Perhaps more importantly, I don’t think the New Zealand Initiative team has ever taken sufficiently seriously the current (regulatorily-induced) effective lower bound on nominal interest rates. That constraint can and should be fixed but unless it is fixed it would be irresponsible to recommend lowering the inflation target.
On deposit insurance, I have long favoured deposit insurance, as a second-best way of reducing the scale and risk of government bailouts of banks (if no one is protected a failing big bank will almost certainly be bailed out, whereas with (retail) deposit insurance it is more credible to think that wholesale funders might be allowed to lose their money in a failure. That said, my argument was primarily about the big banks, and the deposit insurance regime will not cover only them. I do worry about heightened moral hazard risks around the small institutions. One could, I suppose, argue that capital ratios are now high enough there is very little risk of a large bank failing, to a point where it is credible that depositors could face material losses, but that argument cuts both ways in that with high capital ratios moral hazard risks are much smaller even in the present of deposit insurance.

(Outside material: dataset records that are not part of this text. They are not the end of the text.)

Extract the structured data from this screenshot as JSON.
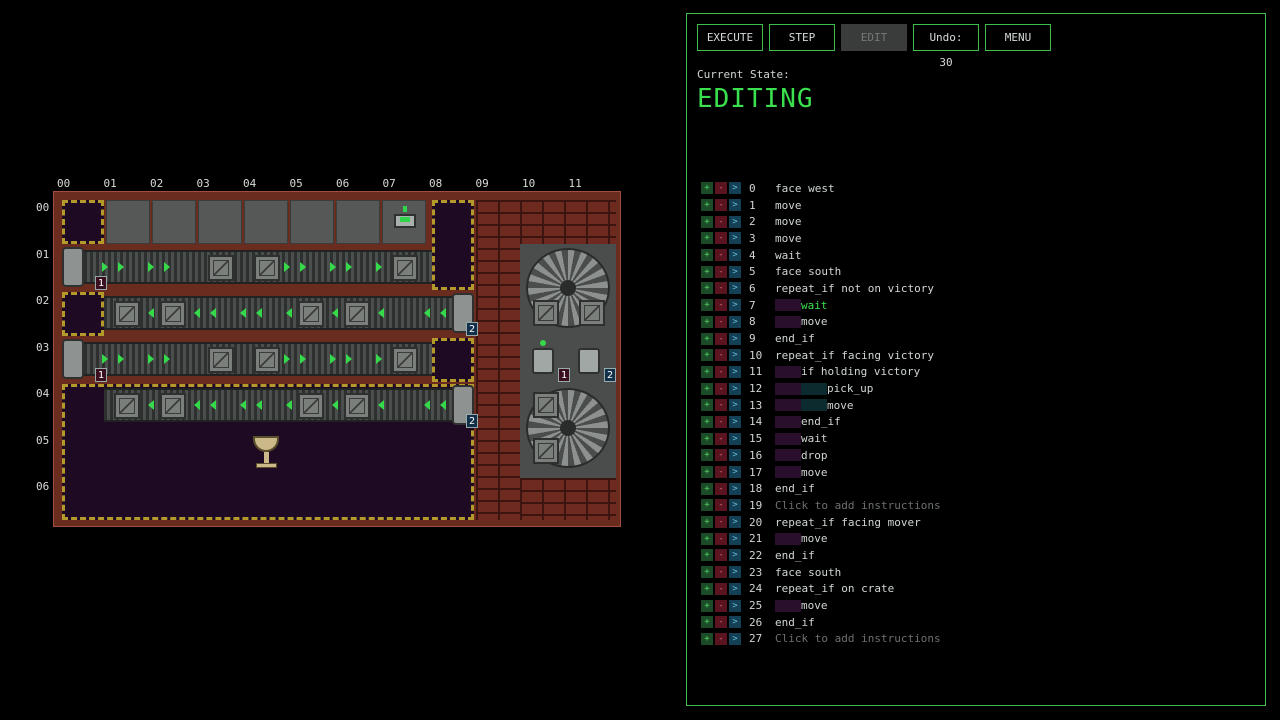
{
  "board": {
    "columns": [
      "00",
      "01",
      "02",
      "03",
      "04",
      "05",
      "06",
      "07",
      "08",
      "09",
      "10",
      "11"
    ],
    "rows": [
      "00",
      "01",
      "02",
      "03",
      "04",
      "05",
      "06"
    ],
    "spawner_labels": [
      "1",
      "2",
      "1",
      "2"
    ],
    "machine_labels": [
      "1",
      "2"
    ]
  },
  "toolbar": {
    "execute": "EXECUTE",
    "step": "STEP",
    "edit": "EDIT",
    "undo": "Undo: 30",
    "menu": "MENU"
  },
  "state": {
    "label": "Current State:",
    "value": "EDITING"
  },
  "controls": {
    "add": "+",
    "remove": "-",
    "goto": ">"
  },
  "program": [
    {
      "num": "0",
      "text": "face west",
      "indent": []
    },
    {
      "num": "1",
      "text": "move",
      "indent": []
    },
    {
      "num": "2",
      "text": "move",
      "indent": []
    },
    {
      "num": "3",
      "text": "move",
      "indent": []
    },
    {
      "num": "4",
      "text": "wait",
      "indent": []
    },
    {
      "num": "5",
      "text": "face south",
      "indent": []
    },
    {
      "num": "6",
      "text": "repeat_if not on victory",
      "indent": []
    },
    {
      "num": "7",
      "text": "wait",
      "indent": [
        "p"
      ],
      "active": true
    },
    {
      "num": "8",
      "text": "move",
      "indent": [
        "p"
      ]
    },
    {
      "num": "9",
      "text": "end_if",
      "indent": []
    },
    {
      "num": "10",
      "text": "repeat_if facing victory",
      "indent": []
    },
    {
      "num": "11",
      "text": "if holding victory",
      "indent": [
        "p"
      ]
    },
    {
      "num": "12",
      "text": "pick_up",
      "indent": [
        "p",
        "t"
      ]
    },
    {
      "num": "13",
      "text": "move",
      "indent": [
        "p",
        "t"
      ]
    },
    {
      "num": "14",
      "text": "end_if",
      "indent": [
        "p"
      ]
    },
    {
      "num": "15",
      "text": "wait",
      "indent": [
        "p"
      ]
    },
    {
      "num": "16",
      "text": "drop",
      "indent": [
        "p"
      ]
    },
    {
      "num": "17",
      "text": "move",
      "indent": [
        "p"
      ]
    },
    {
      "num": "18",
      "text": "end_if",
      "indent": []
    },
    {
      "num": "19",
      "text": "Click to add instructions",
      "indent": [],
      "hint": true
    },
    {
      "num": "20",
      "text": "repeat_if facing mover",
      "indent": []
    },
    {
      "num": "21",
      "text": "move",
      "indent": [
        "p"
      ]
    },
    {
      "num": "22",
      "text": "end_if",
      "indent": []
    },
    {
      "num": "23",
      "text": "face south",
      "indent": []
    },
    {
      "num": "24",
      "text": "repeat_if on crate",
      "indent": []
    },
    {
      "num": "25",
      "text": "move",
      "indent": [
        "p"
      ]
    },
    {
      "num": "26",
      "text": "end_if",
      "indent": []
    },
    {
      "num": "27",
      "text": "Click to add instructions",
      "indent": [],
      "hint": true
    }
  ]
}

The second to last item on the monetary policy list is a curious one. The Reserve Bank has run up losses of about $11 billion dollars through an LSAP conducted almost entirely in government bonds. So while I agree with limiting what NZ assets the Bank can buy, I don’t think it gets near the heart of the issue. New Zealand legislation is generally for too lax in allowing huge risks to be assumed with no parliamentary approval (whether the Minister of Finance issuing guarantees, for which there is no limit, or the Reserve Bank – which cannot default on its debts – buying risky assets. While there is a need for some crisis flexibility, the scale of the intervention undertaken (over more than a year) should not again be possible without parliamentary approval. That, incidentally, does not impair monetary policy operational autonomy both because the LSAP is a very weak (just risky) instrument and because (see above) the effective lower bound on the nominal OCR itself can and should be fixed.

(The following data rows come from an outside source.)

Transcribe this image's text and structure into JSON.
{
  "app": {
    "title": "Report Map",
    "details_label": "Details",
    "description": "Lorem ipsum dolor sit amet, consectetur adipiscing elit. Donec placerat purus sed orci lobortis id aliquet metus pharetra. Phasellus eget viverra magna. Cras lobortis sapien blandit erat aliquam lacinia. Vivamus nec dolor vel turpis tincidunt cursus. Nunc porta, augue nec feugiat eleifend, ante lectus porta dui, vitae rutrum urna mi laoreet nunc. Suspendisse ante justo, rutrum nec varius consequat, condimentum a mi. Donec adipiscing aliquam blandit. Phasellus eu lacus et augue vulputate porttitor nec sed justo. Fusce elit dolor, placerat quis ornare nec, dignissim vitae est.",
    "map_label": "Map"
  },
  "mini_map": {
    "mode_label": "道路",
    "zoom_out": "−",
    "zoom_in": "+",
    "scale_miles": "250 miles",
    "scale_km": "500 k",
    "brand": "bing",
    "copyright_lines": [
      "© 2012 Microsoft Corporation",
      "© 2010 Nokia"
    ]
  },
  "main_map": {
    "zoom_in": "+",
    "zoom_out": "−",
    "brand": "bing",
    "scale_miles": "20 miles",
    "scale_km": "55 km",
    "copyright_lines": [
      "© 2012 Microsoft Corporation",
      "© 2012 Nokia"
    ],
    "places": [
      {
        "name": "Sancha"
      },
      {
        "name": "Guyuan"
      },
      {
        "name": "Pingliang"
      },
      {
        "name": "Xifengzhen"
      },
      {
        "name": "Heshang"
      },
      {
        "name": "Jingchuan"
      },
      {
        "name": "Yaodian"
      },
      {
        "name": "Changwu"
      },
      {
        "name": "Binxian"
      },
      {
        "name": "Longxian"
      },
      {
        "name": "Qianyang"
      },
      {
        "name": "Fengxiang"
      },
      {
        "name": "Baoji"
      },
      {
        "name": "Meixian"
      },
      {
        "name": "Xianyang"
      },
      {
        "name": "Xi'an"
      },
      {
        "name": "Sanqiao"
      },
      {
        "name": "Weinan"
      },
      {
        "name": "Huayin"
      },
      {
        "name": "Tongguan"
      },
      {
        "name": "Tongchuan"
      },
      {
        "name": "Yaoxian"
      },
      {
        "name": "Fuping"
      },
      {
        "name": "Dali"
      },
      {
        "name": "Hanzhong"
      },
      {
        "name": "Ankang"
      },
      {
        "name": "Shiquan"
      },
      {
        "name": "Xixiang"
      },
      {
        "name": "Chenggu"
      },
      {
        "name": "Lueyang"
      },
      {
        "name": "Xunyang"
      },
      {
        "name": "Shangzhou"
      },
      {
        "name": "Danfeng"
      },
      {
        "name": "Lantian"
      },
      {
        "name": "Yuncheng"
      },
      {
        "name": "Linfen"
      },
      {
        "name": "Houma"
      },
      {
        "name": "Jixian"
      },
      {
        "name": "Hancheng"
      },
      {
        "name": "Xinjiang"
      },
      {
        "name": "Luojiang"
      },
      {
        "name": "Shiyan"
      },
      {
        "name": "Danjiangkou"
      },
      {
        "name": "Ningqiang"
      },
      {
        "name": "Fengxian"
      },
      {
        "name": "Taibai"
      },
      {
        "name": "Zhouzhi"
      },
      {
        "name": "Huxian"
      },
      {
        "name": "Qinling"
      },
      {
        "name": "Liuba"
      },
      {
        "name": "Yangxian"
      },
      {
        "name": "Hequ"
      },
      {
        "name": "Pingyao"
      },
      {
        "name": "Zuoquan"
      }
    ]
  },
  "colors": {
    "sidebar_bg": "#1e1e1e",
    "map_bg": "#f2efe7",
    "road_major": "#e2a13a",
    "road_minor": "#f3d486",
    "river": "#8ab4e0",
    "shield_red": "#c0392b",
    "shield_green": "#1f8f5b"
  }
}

I have no particular problem with something like the final item on the list, but as regards the LSAP expansion it would seem to be already there. The Bank’s holdings of government bonds are being slowly but steadily sold back to The Treasury (and others are maturing in RB hands). One can argue that the mix of sales might have been different or that the pace should have been (much) faster, but the domestic monetary policy bit of the balance sheet will shrink a lot. There are debates to be had about how much of an “abundant reserves” approach is taken in future – I’d probably favour not – and there are issues that should have had more scrutiny around increases in foreign reserves that the Minister has approved this year, but they are probably second order in nature.

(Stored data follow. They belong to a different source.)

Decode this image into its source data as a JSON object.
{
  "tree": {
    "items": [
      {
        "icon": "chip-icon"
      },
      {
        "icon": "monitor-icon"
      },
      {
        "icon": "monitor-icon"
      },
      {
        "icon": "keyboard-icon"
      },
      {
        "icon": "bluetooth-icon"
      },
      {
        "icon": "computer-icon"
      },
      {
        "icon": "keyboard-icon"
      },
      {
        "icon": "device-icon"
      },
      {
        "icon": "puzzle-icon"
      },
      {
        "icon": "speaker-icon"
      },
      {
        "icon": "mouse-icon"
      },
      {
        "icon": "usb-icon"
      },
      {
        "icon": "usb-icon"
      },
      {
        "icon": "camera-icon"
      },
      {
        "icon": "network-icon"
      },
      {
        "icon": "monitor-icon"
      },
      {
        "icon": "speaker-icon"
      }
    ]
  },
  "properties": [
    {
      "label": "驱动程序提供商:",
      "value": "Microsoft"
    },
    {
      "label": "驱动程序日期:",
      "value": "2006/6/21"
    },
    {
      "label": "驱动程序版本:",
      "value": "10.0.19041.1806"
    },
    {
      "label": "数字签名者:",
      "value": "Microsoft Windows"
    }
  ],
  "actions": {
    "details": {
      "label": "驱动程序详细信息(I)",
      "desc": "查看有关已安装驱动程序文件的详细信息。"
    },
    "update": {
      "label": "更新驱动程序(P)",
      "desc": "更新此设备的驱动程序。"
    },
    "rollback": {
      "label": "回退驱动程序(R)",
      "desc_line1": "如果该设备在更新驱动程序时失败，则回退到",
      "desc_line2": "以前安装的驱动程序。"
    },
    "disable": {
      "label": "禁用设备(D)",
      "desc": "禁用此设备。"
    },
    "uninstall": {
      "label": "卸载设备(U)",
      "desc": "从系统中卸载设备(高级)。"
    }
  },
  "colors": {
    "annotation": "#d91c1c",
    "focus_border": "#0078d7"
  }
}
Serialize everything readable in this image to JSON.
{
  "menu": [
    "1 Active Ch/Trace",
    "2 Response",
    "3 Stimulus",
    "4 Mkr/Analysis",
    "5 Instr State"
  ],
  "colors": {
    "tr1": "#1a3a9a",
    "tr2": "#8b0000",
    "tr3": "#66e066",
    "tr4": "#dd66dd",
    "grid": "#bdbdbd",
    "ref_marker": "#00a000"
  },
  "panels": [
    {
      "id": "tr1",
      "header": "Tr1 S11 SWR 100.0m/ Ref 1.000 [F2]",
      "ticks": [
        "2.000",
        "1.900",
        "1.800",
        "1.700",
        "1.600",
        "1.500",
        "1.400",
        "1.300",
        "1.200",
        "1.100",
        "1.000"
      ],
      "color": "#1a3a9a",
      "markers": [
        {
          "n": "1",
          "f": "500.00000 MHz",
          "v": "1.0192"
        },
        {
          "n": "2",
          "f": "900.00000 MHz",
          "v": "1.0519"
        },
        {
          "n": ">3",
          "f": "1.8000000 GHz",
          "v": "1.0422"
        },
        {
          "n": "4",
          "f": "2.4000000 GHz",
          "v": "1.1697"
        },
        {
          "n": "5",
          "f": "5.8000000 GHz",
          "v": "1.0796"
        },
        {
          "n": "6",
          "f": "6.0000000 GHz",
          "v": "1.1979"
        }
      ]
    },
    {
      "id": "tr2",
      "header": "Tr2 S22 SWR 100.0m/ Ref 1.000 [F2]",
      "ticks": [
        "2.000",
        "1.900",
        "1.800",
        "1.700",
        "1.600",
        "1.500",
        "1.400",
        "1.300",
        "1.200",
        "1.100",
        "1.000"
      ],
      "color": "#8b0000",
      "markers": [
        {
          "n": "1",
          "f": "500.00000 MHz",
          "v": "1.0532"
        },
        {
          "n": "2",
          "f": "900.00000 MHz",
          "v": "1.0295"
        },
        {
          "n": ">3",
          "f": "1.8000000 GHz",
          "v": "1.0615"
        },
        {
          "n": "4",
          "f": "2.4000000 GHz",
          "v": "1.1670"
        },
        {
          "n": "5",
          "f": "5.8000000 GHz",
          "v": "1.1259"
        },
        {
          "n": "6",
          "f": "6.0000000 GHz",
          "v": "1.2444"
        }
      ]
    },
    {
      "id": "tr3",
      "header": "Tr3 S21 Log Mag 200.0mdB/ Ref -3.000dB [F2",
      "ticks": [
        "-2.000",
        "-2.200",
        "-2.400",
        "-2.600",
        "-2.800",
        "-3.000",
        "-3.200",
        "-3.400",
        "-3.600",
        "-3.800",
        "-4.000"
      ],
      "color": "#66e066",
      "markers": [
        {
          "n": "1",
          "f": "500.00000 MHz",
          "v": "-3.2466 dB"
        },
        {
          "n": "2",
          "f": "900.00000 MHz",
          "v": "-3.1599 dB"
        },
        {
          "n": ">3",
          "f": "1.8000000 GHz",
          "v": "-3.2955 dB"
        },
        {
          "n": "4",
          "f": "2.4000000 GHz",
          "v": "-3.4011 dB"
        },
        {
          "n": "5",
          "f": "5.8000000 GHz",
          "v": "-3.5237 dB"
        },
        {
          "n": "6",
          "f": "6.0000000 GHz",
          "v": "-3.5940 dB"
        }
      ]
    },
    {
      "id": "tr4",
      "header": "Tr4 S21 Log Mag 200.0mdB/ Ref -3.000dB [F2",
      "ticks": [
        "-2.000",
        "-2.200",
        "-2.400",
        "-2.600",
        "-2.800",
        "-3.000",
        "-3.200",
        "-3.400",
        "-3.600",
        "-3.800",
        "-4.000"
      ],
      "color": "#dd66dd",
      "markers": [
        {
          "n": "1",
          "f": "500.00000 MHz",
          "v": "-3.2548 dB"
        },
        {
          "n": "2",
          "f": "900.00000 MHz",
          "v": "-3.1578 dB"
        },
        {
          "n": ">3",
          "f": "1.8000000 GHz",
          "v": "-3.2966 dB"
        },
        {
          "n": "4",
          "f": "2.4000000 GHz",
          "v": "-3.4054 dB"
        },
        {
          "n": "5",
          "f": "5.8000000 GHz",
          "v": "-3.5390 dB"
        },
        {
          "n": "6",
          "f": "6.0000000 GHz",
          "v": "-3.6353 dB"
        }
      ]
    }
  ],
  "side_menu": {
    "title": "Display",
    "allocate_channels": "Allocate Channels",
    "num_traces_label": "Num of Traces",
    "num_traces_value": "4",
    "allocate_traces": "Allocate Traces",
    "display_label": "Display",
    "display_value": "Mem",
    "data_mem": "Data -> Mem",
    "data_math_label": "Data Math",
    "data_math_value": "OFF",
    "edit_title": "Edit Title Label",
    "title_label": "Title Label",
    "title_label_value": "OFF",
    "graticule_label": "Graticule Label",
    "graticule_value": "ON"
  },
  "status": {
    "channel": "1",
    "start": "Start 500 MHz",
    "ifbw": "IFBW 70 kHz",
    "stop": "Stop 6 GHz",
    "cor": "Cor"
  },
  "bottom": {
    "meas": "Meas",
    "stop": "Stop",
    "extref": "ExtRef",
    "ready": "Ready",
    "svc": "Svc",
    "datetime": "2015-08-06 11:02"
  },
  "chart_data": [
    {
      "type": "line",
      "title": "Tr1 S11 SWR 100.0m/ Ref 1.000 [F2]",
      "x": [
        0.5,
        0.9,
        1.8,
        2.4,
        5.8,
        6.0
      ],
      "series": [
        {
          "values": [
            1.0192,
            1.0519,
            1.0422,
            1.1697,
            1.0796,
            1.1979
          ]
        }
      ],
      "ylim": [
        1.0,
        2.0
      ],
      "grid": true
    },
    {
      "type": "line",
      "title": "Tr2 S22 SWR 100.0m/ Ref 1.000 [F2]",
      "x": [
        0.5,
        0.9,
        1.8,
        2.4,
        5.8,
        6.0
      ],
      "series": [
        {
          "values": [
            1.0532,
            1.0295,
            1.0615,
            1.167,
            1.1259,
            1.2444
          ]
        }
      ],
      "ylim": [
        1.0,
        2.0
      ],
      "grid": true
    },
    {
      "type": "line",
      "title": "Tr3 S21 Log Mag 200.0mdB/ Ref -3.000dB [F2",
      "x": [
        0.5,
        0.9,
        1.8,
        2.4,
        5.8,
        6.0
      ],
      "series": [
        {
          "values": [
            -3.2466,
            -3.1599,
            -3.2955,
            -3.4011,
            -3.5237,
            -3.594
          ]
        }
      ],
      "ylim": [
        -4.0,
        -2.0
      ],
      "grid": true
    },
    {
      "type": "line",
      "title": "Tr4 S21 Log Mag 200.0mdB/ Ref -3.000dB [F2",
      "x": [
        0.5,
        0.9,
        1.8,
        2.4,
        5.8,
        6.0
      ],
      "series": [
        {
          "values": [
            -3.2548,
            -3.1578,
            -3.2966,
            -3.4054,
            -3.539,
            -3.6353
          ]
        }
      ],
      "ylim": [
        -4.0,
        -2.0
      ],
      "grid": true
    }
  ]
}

With only 86 pages and lots of policy areas to get through, the NZI document was never going to cover all the significant issues in any subject area. I have quite a list of others, both as regards fiscal policy and around monetary and financial regulatory policy, but this post was about engaging the debate on the ideas NZI has proposed, not tackling all the ones they didn’t or didn’t have space for. Overall, I’m mostly sympathetic to the direction they suggest, but any incoming government actually interested in change should subject the specifics to some serious critical scrutiny.